CHP’nin uzun yıllardır her 1 Mayıs’ta, Gezi’de veya seçim
mitinglerinde olmak istediği meydandı Taksim...
Çünkü onun için bir önemi vardı; 1977 katliamının simgesel
alanıydı.
Bunun da etkisiyle CHP seçmeni Taksim’de dün gövde gösterisi yaptı;
demokrasiye olan inancını, duruşunu ortaya koydu.
Herhangi bir aksiliğe meydan vermeden, sadece bayrağını sallayıp
darbe karşıtı sloganını atarak aynı tavrı gösteren öteki
siyasilerle de kol kola olduğunu gösterdi.

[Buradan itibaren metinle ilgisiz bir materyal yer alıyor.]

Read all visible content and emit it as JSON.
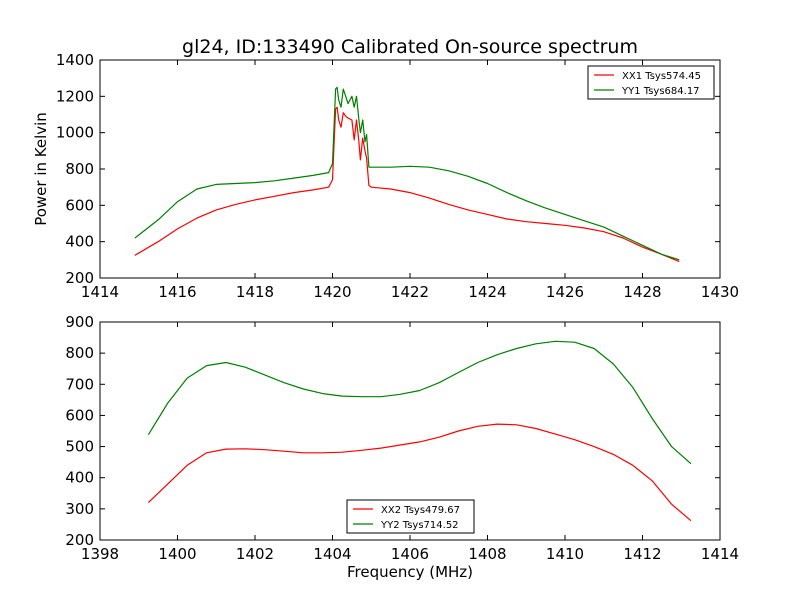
{
  "figure": {
    "title": "gl24, ID:133490 Calibrated On-source spectrum",
    "ylabel": "Power in Kelvin",
    "xlabel": "Frequency (MHz)"
  },
  "colors": {
    "red": "#ff0000",
    "green": "#008000"
  },
  "chart_data": [
    {
      "type": "line",
      "xlim": [
        1414,
        1430
      ],
      "ylim": [
        200,
        1400
      ],
      "xticks": [
        1414,
        1416,
        1418,
        1420,
        1422,
        1424,
        1426,
        1428,
        1430
      ],
      "yticks": [
        200,
        400,
        600,
        800,
        1000,
        1200,
        1400
      ],
      "legend_position": "top-right",
      "series": [
        {
          "name": "XX1 Tsys574.45",
          "color": "#ff0000",
          "x": [
            1414.9,
            1415.5,
            1416,
            1416.5,
            1417,
            1417.5,
            1418,
            1418.5,
            1419,
            1419.5,
            1419.9,
            1420.0,
            1420.08,
            1420.12,
            1420.16,
            1420.22,
            1420.28,
            1420.34,
            1420.4,
            1420.5,
            1420.56,
            1420.62,
            1420.68,
            1420.72,
            1420.78,
            1420.84,
            1420.88,
            1420.94,
            1421.0,
            1421.5,
            1422,
            1422.5,
            1423,
            1423.5,
            1424,
            1424.5,
            1425,
            1425.5,
            1426,
            1426.5,
            1427,
            1427.5,
            1428,
            1428.5,
            1428.95
          ],
          "y": [
            325,
            400,
            470,
            530,
            575,
            605,
            630,
            650,
            670,
            685,
            700,
            740,
            1130,
            1140,
            1070,
            1030,
            1110,
            1090,
            1080,
            1070,
            960,
            1070,
            950,
            850,
            970,
            900,
            860,
            710,
            700,
            690,
            670,
            640,
            605,
            575,
            550,
            525,
            510,
            500,
            490,
            475,
            455,
            420,
            370,
            330,
            290
          ]
        },
        {
          "name": "YY1 Tsys684.17",
          "color": "#008000",
          "x": [
            1414.9,
            1415.5,
            1416,
            1416.5,
            1417,
            1417.5,
            1418,
            1418.5,
            1419,
            1419.5,
            1419.9,
            1420.0,
            1420.08,
            1420.12,
            1420.16,
            1420.22,
            1420.28,
            1420.34,
            1420.4,
            1420.5,
            1420.56,
            1420.62,
            1420.68,
            1420.72,
            1420.78,
            1420.84,
            1420.88,
            1420.94,
            1421.0,
            1421.5,
            1422,
            1422.5,
            1423,
            1423.5,
            1424,
            1424.5,
            1425,
            1425.5,
            1426,
            1426.5,
            1427,
            1427.5,
            1428,
            1428.5,
            1428.95
          ],
          "y": [
            420,
            520,
            620,
            690,
            715,
            720,
            725,
            735,
            750,
            765,
            780,
            830,
            1240,
            1250,
            1180,
            1140,
            1240,
            1200,
            1160,
            1200,
            1140,
            1200,
            1070,
            1000,
            1070,
            950,
            990,
            810,
            810,
            810,
            815,
            810,
            790,
            760,
            720,
            670,
            625,
            585,
            550,
            515,
            480,
            430,
            380,
            330,
            300
          ]
        }
      ]
    },
    {
      "type": "line",
      "xlabel": "Frequency (MHz)",
      "xlim": [
        1398,
        1414
      ],
      "ylim": [
        200,
        900
      ],
      "xticks": [
        1398,
        1400,
        1402,
        1404,
        1406,
        1408,
        1410,
        1412,
        1414
      ],
      "yticks": [
        200,
        300,
        400,
        500,
        600,
        700,
        800,
        900
      ],
      "legend_position": "bottom-center",
      "series": [
        {
          "name": "XX2 Tsys479.67",
          "color": "#ff0000",
          "x": [
            1399.25,
            1399.75,
            1400.25,
            1400.75,
            1401.25,
            1401.75,
            1402.25,
            1402.75,
            1403.25,
            1403.75,
            1404.25,
            1404.75,
            1405.25,
            1405.75,
            1406.25,
            1406.75,
            1407.25,
            1407.75,
            1408.25,
            1408.75,
            1409.25,
            1409.75,
            1410.25,
            1410.75,
            1411.25,
            1411.75,
            1412.25,
            1412.75,
            1413.25
          ],
          "y": [
            320,
            380,
            440,
            480,
            492,
            493,
            490,
            485,
            480,
            480,
            482,
            488,
            495,
            505,
            515,
            530,
            550,
            565,
            572,
            570,
            558,
            540,
            522,
            500,
            475,
            440,
            390,
            315,
            262
          ]
        },
        {
          "name": "YY2 Tsys714.52",
          "color": "#008000",
          "x": [
            1399.25,
            1399.75,
            1400.25,
            1400.75,
            1401.25,
            1401.75,
            1402.25,
            1402.75,
            1403.25,
            1403.75,
            1404.25,
            1404.75,
            1405.25,
            1405.75,
            1406.25,
            1406.75,
            1407.25,
            1407.75,
            1408.25,
            1408.75,
            1409.25,
            1409.75,
            1410.25,
            1410.75,
            1411.25,
            1411.75,
            1412.25,
            1412.75,
            1413.25
          ],
          "y": [
            538,
            640,
            720,
            760,
            770,
            755,
            730,
            705,
            685,
            670,
            662,
            660,
            660,
            668,
            680,
            705,
            738,
            770,
            795,
            815,
            830,
            838,
            835,
            815,
            765,
            690,
            590,
            500,
            445
          ]
        }
      ]
    }
  ]
}
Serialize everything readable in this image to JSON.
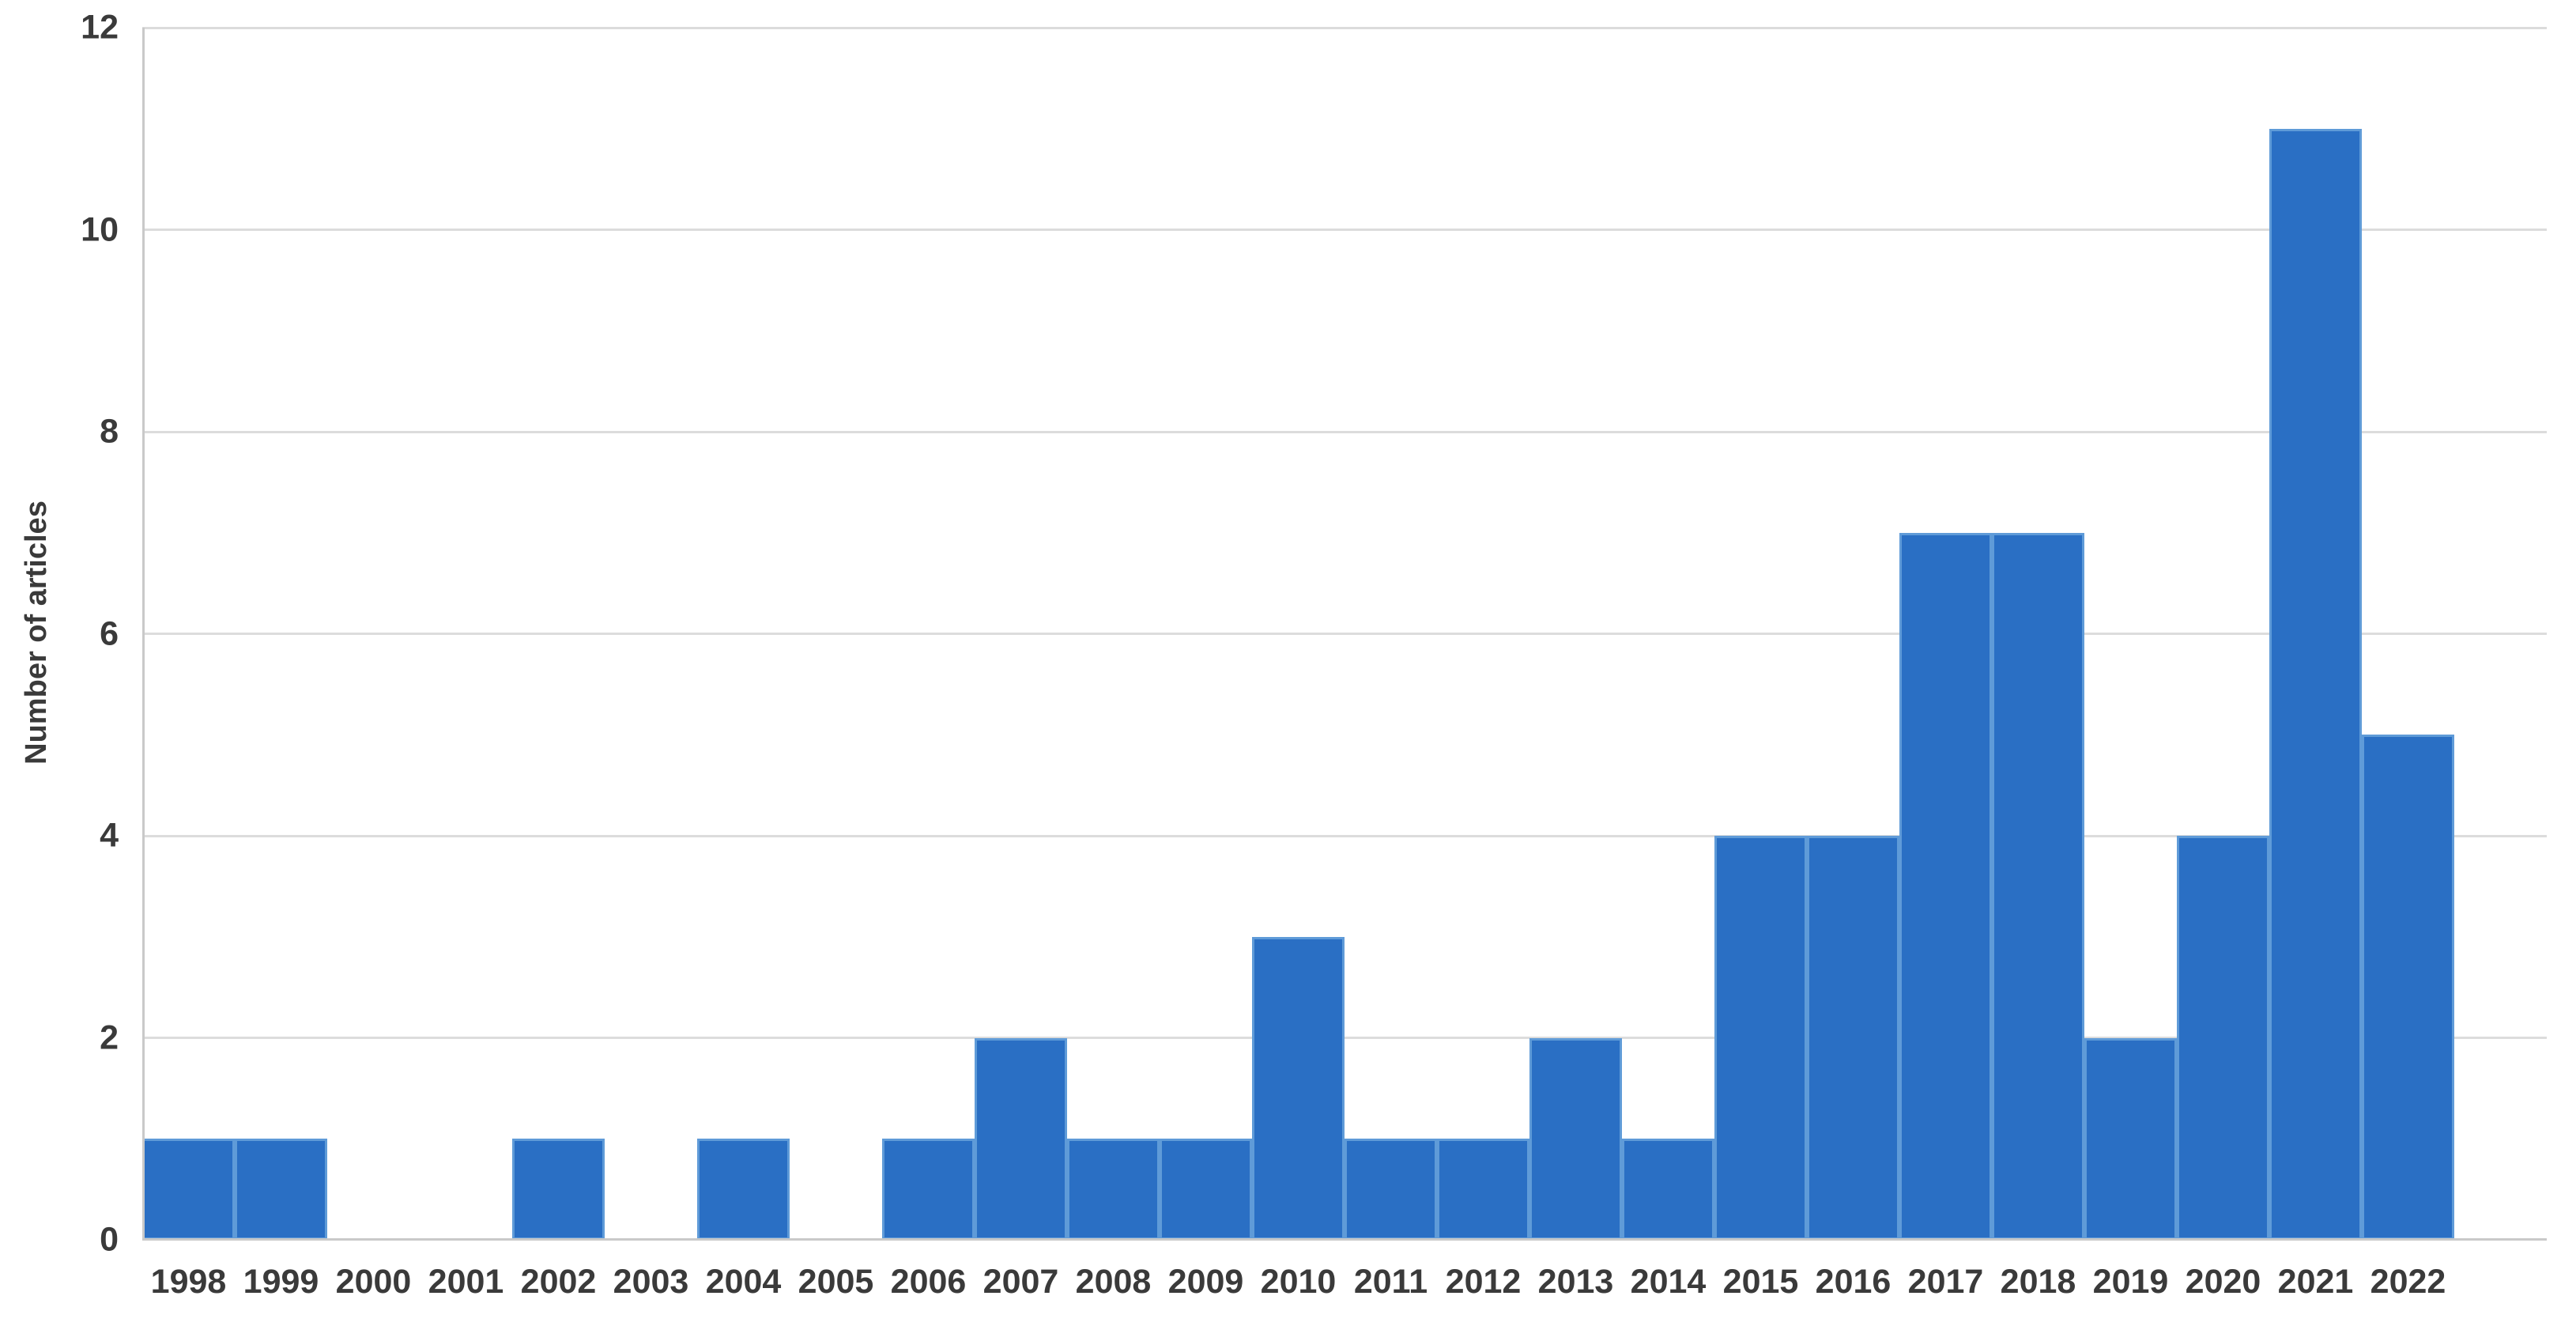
{
  "chart_data": {
    "type": "bar",
    "title": "",
    "categories": [
      "1998",
      "1999",
      "2000",
      "2001",
      "2002",
      "2003",
      "2004",
      "2005",
      "2006",
      "2007",
      "2008",
      "2009",
      "2010",
      "2011",
      "2012",
      "2013",
      "2014",
      "2015",
      "2016",
      "2017",
      "2018",
      "2019",
      "2020",
      "2021",
      "2022"
    ],
    "values": [
      1,
      1,
      0,
      0,
      1,
      0,
      1,
      0,
      1,
      2,
      1,
      1,
      3,
      1,
      1,
      2,
      1,
      4,
      4,
      7,
      7,
      2,
      4,
      11,
      5
    ],
    "xlabel": "",
    "ylabel": "Number of articles",
    "yticks": [
      0,
      2,
      4,
      6,
      8,
      10,
      12
    ],
    "ylim": [
      0,
      12
    ],
    "grid": "horizontal",
    "legend": "none",
    "bar_fill": "#2A6FC4",
    "bar_border": "#5F9BD8",
    "gridline_color": "#DCDCDC",
    "axis_line_color": "#C9C9C9",
    "label_color": "#3A3A3A"
  }
}
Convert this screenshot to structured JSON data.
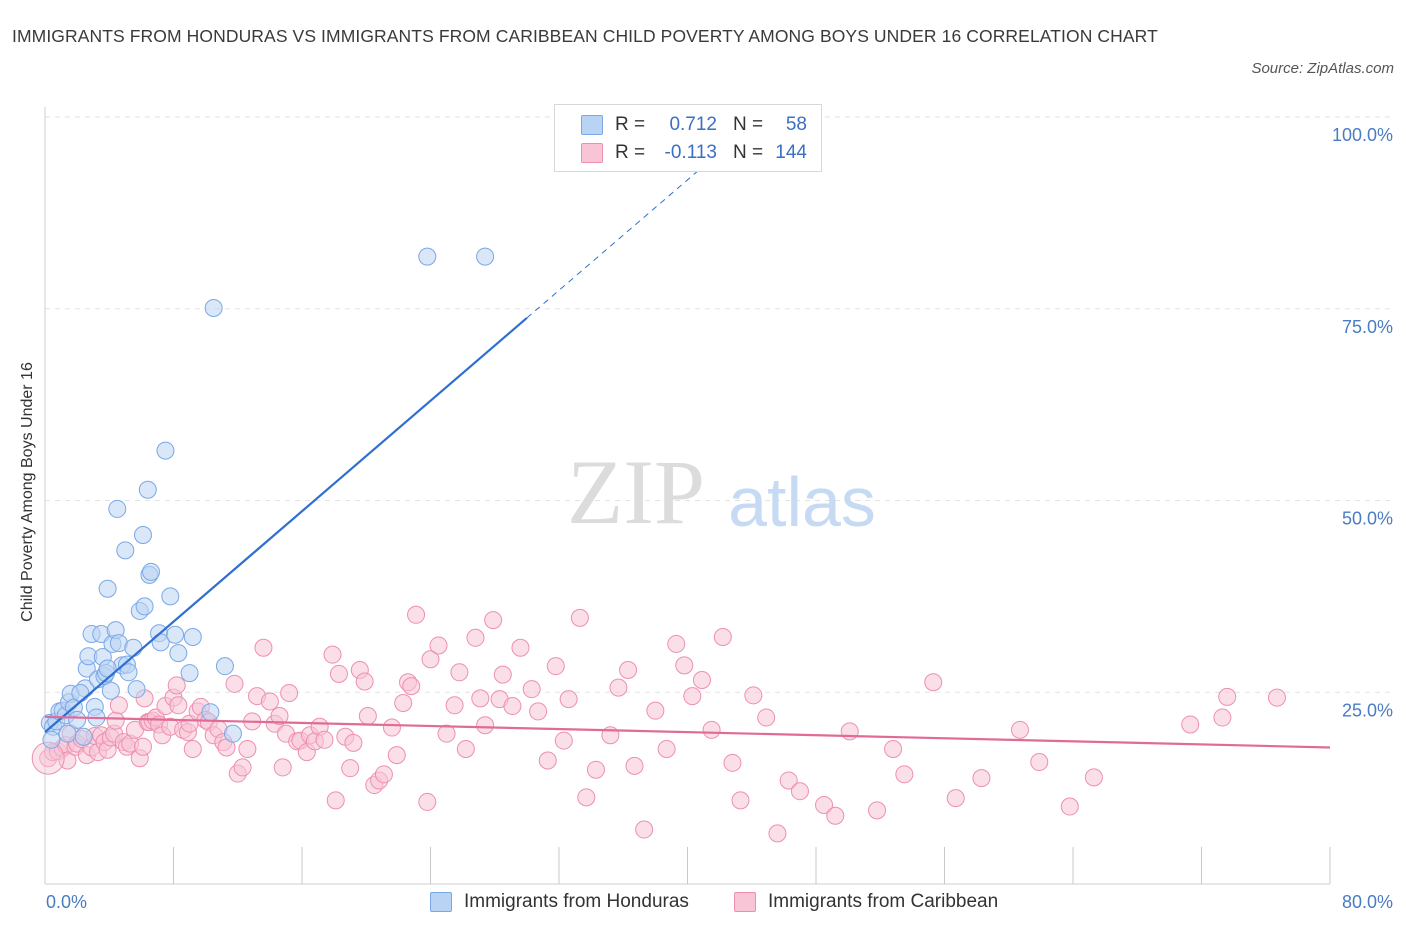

Ancak CHP yönetiminin ele geçirdiği bu fırsatı seçmeni gibi
kullandığını söyleyemeyeceğim.
Önce CHP Lideri Kılıçdaroğlu’nun 10 maddelik “Taksim
Manifestosu”na bakalım...
Bütünlük içinde darbelere karşı duruşunu sergiliyor; parlamenter
demokratik sistem ve güçler ayrılığının önemine vurgu
yapılıyor.
Ancak ne manifestoda ne de konuşmada darbe girişiminin kimin
tarafından yapıldığına ve bunu yapanların kınandığına ilişkin tek
satır geçmiyor.
Fethullah Gülen örgütlenmesinin emirkomuta olmadan Silahlı
Kuvvetler’in içinde örgütlenip darbe girişimi yaptığına ilişkin tek
kelime geçmiyor.
FETÖ’ye ilişkin bir satır bile kınama yer almıyor.
EN BÜYÜK MAĞDURU
Oysa CHP yönetiminde veya milletvekillerinin arasında yer alanların
ağırlıklı bölümü, bu darbe girişimini yapan FETÖ’nün ağır hışmına
uğramış mağdur isimler.
Günlerdir televizyonlarda, salon konuşmalarında darbe girişimi
nedeniyle gözaltına alınan veya tutuklananların geçmişte
kendilerine nasıl eziyet çektirdikleri açıkça
anlatılıyor.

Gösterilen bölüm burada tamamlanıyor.